Kahve, kaynamış suyla içilmez, aslında çay da kaynamış suyla içilmez. Ocağın üstünde sürekli su kaynar, su kaynadıkça içerisindeki suya tat veren değerler azalır. Dolayısıyla çay veya kahveyi 95-97 derecelerinde tutmak, asla kaynatmamak lazım. Kahve öğütüldükten iki saat içinde o tazeliği yavaş yavaş azalmaya başlıyor ve daha da önemlisi filtre edince kahveyi ilk 25-30 dakikada bitirmek gerekiyor, kaldıkça acılaşmaya ve siyahlaşmaya başlıyor. Mutlaka iyi su olması, ısıtılmış bir fincanda içilmesi gerekiyor.

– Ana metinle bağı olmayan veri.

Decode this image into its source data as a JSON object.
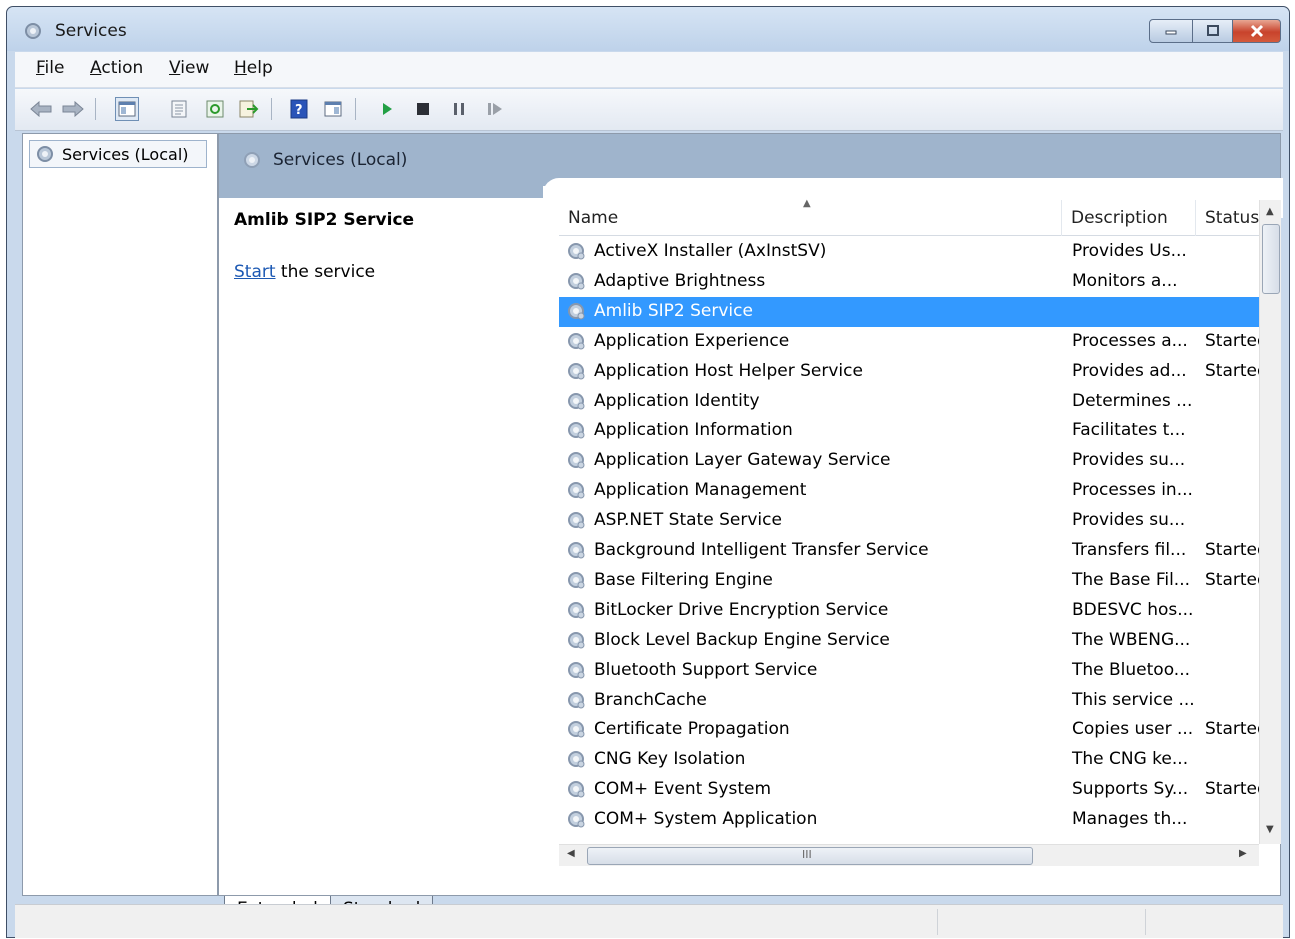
{
  "window": {
    "title": "Services"
  },
  "menu": {
    "items": [
      {
        "accel": "F",
        "rest": "ile"
      },
      {
        "accel": "A",
        "rest": "ction"
      },
      {
        "accel": "V",
        "rest": "iew"
      },
      {
        "accel": "H",
        "rest": "elp"
      }
    ]
  },
  "tree": {
    "root_label": "Services (Local)"
  },
  "pane": {
    "header_title": "Services (Local)",
    "selected_service": "Amlib SIP2 Service",
    "action_link": "Start",
    "action_rest": " the service"
  },
  "columns": {
    "name": "Name",
    "description": "Description",
    "status": "Status"
  },
  "services": [
    {
      "name": "ActiveX Installer (AxInstSV)",
      "description": "Provides Us...",
      "status": ""
    },
    {
      "name": "Adaptive Brightness",
      "description": "Monitors a...",
      "status": ""
    },
    {
      "name": "Amlib SIP2 Service",
      "description": "",
      "status": ""
    },
    {
      "name": "Application Experience",
      "description": "Processes a...",
      "status": "Started"
    },
    {
      "name": "Application Host Helper Service",
      "description": "Provides ad...",
      "status": "Started"
    },
    {
      "name": "Application Identity",
      "description": "Determines ...",
      "status": ""
    },
    {
      "name": "Application Information",
      "description": "Facilitates t...",
      "status": ""
    },
    {
      "name": "Application Layer Gateway Service",
      "description": "Provides su...",
      "status": ""
    },
    {
      "name": "Application Management",
      "description": "Processes in...",
      "status": ""
    },
    {
      "name": "ASP.NET State Service",
      "description": "Provides su...",
      "status": ""
    },
    {
      "name": "Background Intelligent Transfer Service",
      "description": "Transfers fil...",
      "status": "Started"
    },
    {
      "name": "Base Filtering Engine",
      "description": "The Base Fil...",
      "status": "Started"
    },
    {
      "name": "BitLocker Drive Encryption Service",
      "description": "BDESVC hos...",
      "status": ""
    },
    {
      "name": "Block Level Backup Engine Service",
      "description": "The WBENG...",
      "status": ""
    },
    {
      "name": "Bluetooth Support Service",
      "description": "The Bluetoo...",
      "status": ""
    },
    {
      "name": "BranchCache",
      "description": "This service ...",
      "status": ""
    },
    {
      "name": "Certificate Propagation",
      "description": "Copies user ...",
      "status": "Started"
    },
    {
      "name": "CNG Key Isolation",
      "description": "The CNG ke...",
      "status": ""
    },
    {
      "name": "COM+ Event System",
      "description": "Supports Sy...",
      "status": "Started"
    },
    {
      "name": "COM+ System Application",
      "description": "Manages th...",
      "status": ""
    }
  ],
  "selected_index": 2,
  "tabs": {
    "extended": "Extended",
    "standard": "Standard"
  },
  "hscroll_grip": "III",
  "colors": {
    "selection": "#3399ff",
    "header_band": "#9fb4cc",
    "link": "#1d59b3"
  }
}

Aslında kahve şekersiz içilir, ancak o zaman kahvenin tadını alabilirsiniz.

Kahvenin satınalma, saklama ve hazırlama koşulları neler?

Valfli paketlerde 6 ay, açıldıktan sonra 15 gün, öğütüldüktün sonra 2 saat içerisinde tüketilmesi gerekmektedir ve demlendikten sonra hava geçirmez konteynerlerde 90 dakika, hava alan potlarda 20 dakika tazeliğini korumaktadır.

Kavurma işlemi ve çekirdekteki değişimler nelerdir?
* Kafeinini kaybeder
* Çekirdeğin lezzeti ve aroması meydana çıkar
* Çekirdek nem oranının %75’ini kaybeder
* Çekirdek fiziksel olarak büyür
* Yeşilden kahverengiye dönüşür
* Çekirdek içerisindeki şeker karamelize olur ve yağ yüzeye çıkar (French Roast da daha net görülür.)
Kavurma işlemi 10-16 dakika sürek ve 350-375f ile başlar ve 425-450f ile son bulur ve soğuk suyun spreylenmesi ile işlemi tamamlanır ve anında paketlenir.


Filtre edilmiş kahveyi tadarken nelere dikkat edilir?

AROMA: Kahvenin kokusu olup ilk algılanandır.
LEZZET: Kahvenin dilde hissedilen aromatik karakterlerinin bütünü ve tat algısının dildeki tanımıdır.
BODY: Dilin ortasında hissedilen ağırlık, kalınlık veya doku hissidir.
ASİTLİK: Dilin kenarları tarafından keskinliğin ölçüsü hissedilir.
DAMAKTA KALAN TAT: Ağızda ve dilde içim sonrası bıraktığı tatdır.